The guidelines of drug policy in Chile enacts the drug as a primary social good, and guarantees access, availability, quality, safety, efficacy and affordability of medicines, along with their rational use [14]. Still, Chile is one of the countries with the highest pocket-spending in medicines as an important source of funding [15].  Although there is a disaggregated system that assigns health facilities the freedom to choose between direct or centralized purchases, these must be based on real therapeutic needs and drugs which demonstrate safety, quality, effectiveness and efficiency. They must not obey to professional pressures influenced by a pharmaceutical market with information asymmetry but make the right decision for the benefit of the collective.

Conclusion

Well-designed studies to demonstrate the effectiveness of antihypertensive drugs in fixed-dose combination compared with separate dose combinations for controlling blood pressure, treatment adherence and reduce cardiovascular morbidity and mortality are required.
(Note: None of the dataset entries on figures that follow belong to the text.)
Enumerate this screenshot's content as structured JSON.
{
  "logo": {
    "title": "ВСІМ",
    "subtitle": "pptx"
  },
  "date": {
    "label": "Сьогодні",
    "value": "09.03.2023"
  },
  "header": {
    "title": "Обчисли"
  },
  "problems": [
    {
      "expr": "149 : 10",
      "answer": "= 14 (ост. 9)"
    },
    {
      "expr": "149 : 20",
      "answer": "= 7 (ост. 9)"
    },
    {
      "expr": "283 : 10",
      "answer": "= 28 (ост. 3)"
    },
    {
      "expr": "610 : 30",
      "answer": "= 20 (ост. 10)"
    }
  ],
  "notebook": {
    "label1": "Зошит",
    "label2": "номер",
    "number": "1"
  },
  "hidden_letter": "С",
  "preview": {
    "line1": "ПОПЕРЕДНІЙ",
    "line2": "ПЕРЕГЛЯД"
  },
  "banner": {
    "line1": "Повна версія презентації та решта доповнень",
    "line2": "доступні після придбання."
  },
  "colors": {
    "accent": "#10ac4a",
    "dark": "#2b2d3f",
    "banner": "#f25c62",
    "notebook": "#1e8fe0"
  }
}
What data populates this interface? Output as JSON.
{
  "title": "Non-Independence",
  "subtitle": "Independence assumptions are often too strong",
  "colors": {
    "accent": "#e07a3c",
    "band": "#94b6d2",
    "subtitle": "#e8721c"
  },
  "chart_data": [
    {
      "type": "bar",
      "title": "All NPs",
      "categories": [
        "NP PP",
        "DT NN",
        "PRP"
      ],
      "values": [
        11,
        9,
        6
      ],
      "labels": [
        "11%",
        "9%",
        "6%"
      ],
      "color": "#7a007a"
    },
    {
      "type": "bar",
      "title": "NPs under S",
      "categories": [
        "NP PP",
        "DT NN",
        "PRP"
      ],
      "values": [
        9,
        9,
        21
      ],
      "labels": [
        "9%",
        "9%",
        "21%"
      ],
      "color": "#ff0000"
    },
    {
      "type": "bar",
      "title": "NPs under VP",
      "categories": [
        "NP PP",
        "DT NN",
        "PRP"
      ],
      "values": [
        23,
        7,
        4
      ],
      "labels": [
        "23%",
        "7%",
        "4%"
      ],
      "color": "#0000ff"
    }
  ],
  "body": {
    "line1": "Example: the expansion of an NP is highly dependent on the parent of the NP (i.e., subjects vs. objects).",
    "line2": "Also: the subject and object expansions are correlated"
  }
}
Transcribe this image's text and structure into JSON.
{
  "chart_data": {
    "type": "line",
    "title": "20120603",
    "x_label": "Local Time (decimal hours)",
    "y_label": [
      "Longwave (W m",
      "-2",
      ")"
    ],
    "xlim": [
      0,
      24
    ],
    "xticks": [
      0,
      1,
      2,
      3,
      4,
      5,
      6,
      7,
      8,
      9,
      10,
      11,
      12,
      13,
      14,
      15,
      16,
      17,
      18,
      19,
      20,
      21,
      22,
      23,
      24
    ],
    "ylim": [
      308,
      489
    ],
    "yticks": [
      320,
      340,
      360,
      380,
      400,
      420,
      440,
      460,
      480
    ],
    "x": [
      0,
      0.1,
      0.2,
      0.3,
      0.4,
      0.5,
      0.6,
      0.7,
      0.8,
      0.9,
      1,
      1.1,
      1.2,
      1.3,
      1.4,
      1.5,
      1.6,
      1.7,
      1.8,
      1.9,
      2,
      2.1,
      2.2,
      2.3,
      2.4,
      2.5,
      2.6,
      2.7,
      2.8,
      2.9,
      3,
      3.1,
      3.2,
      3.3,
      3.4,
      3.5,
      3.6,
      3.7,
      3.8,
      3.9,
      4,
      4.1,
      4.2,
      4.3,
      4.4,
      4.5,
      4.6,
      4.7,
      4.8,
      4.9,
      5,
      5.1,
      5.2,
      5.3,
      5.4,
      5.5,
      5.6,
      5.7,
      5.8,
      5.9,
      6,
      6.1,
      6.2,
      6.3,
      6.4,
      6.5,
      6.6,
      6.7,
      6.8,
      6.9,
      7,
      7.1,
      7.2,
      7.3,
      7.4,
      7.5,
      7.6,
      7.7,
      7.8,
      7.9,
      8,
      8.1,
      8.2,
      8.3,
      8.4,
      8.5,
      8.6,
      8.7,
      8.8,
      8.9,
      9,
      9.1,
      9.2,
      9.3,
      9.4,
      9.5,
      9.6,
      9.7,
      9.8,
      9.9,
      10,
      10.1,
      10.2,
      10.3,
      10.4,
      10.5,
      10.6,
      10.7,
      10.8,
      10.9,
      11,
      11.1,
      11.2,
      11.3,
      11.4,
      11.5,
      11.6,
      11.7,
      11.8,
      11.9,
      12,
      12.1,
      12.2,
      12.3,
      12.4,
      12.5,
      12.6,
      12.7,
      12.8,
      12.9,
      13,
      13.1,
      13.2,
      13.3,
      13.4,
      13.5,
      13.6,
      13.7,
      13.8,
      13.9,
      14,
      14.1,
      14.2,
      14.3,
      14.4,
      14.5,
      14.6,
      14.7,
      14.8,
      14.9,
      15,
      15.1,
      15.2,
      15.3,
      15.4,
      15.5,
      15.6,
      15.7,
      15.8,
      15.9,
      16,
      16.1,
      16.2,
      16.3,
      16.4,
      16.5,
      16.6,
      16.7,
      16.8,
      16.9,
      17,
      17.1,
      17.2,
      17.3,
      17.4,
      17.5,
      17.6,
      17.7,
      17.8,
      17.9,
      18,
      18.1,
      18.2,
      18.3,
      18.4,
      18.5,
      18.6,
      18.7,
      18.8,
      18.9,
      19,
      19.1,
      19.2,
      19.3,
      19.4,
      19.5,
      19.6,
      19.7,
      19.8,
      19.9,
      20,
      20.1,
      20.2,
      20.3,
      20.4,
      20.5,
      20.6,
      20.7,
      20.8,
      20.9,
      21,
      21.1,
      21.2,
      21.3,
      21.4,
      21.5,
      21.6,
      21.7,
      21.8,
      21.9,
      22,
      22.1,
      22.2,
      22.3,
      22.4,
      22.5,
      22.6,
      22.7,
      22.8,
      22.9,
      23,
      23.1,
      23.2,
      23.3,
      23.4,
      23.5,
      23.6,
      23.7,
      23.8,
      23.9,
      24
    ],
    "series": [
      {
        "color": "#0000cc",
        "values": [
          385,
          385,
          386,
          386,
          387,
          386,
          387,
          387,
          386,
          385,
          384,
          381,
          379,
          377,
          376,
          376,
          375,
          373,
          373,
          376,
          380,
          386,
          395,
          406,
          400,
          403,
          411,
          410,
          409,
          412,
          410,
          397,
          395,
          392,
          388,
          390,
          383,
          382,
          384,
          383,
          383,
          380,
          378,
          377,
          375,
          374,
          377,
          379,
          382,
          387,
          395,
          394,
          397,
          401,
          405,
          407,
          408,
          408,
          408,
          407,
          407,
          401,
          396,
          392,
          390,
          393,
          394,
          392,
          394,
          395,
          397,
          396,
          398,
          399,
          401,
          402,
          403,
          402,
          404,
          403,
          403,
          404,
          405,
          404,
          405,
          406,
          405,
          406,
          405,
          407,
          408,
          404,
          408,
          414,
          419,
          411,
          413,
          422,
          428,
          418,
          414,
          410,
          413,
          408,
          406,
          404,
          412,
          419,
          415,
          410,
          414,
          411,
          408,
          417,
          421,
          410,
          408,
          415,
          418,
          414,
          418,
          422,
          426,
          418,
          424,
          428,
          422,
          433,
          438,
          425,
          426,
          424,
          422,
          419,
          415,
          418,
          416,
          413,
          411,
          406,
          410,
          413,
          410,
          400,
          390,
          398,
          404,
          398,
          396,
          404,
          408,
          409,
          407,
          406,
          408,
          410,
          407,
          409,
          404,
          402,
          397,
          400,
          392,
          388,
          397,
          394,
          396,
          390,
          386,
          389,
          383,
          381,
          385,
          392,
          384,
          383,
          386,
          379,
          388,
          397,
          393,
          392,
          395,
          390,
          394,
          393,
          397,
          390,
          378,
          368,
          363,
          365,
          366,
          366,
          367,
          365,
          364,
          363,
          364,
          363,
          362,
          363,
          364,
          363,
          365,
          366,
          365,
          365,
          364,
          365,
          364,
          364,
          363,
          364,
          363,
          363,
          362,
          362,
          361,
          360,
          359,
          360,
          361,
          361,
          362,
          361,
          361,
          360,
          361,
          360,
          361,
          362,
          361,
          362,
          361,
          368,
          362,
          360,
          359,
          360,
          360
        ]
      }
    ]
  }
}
Study limitations: search in other databases due to lack of access and inclusion of safety assessment and adverse effects.

Notes

From the editor
The authors originally submitted this article in Spanish and subsequently translated it into English. The Journal has not copyedited this version.

Conflicts of interest
The authors completed the ICMJE conflict of interest declaration form, translated to Spanish by Medwave, and declare not having received funding for the preparation of this report, not having any financial relationships with organizations that could have interests in the published article in the last three years, and not having other relations or activities that might influence the article´s content. Forms can be requested to the responsible author or the editorial direction of the Journal.

Funding
The authors declare that there was no funding coming from external sources.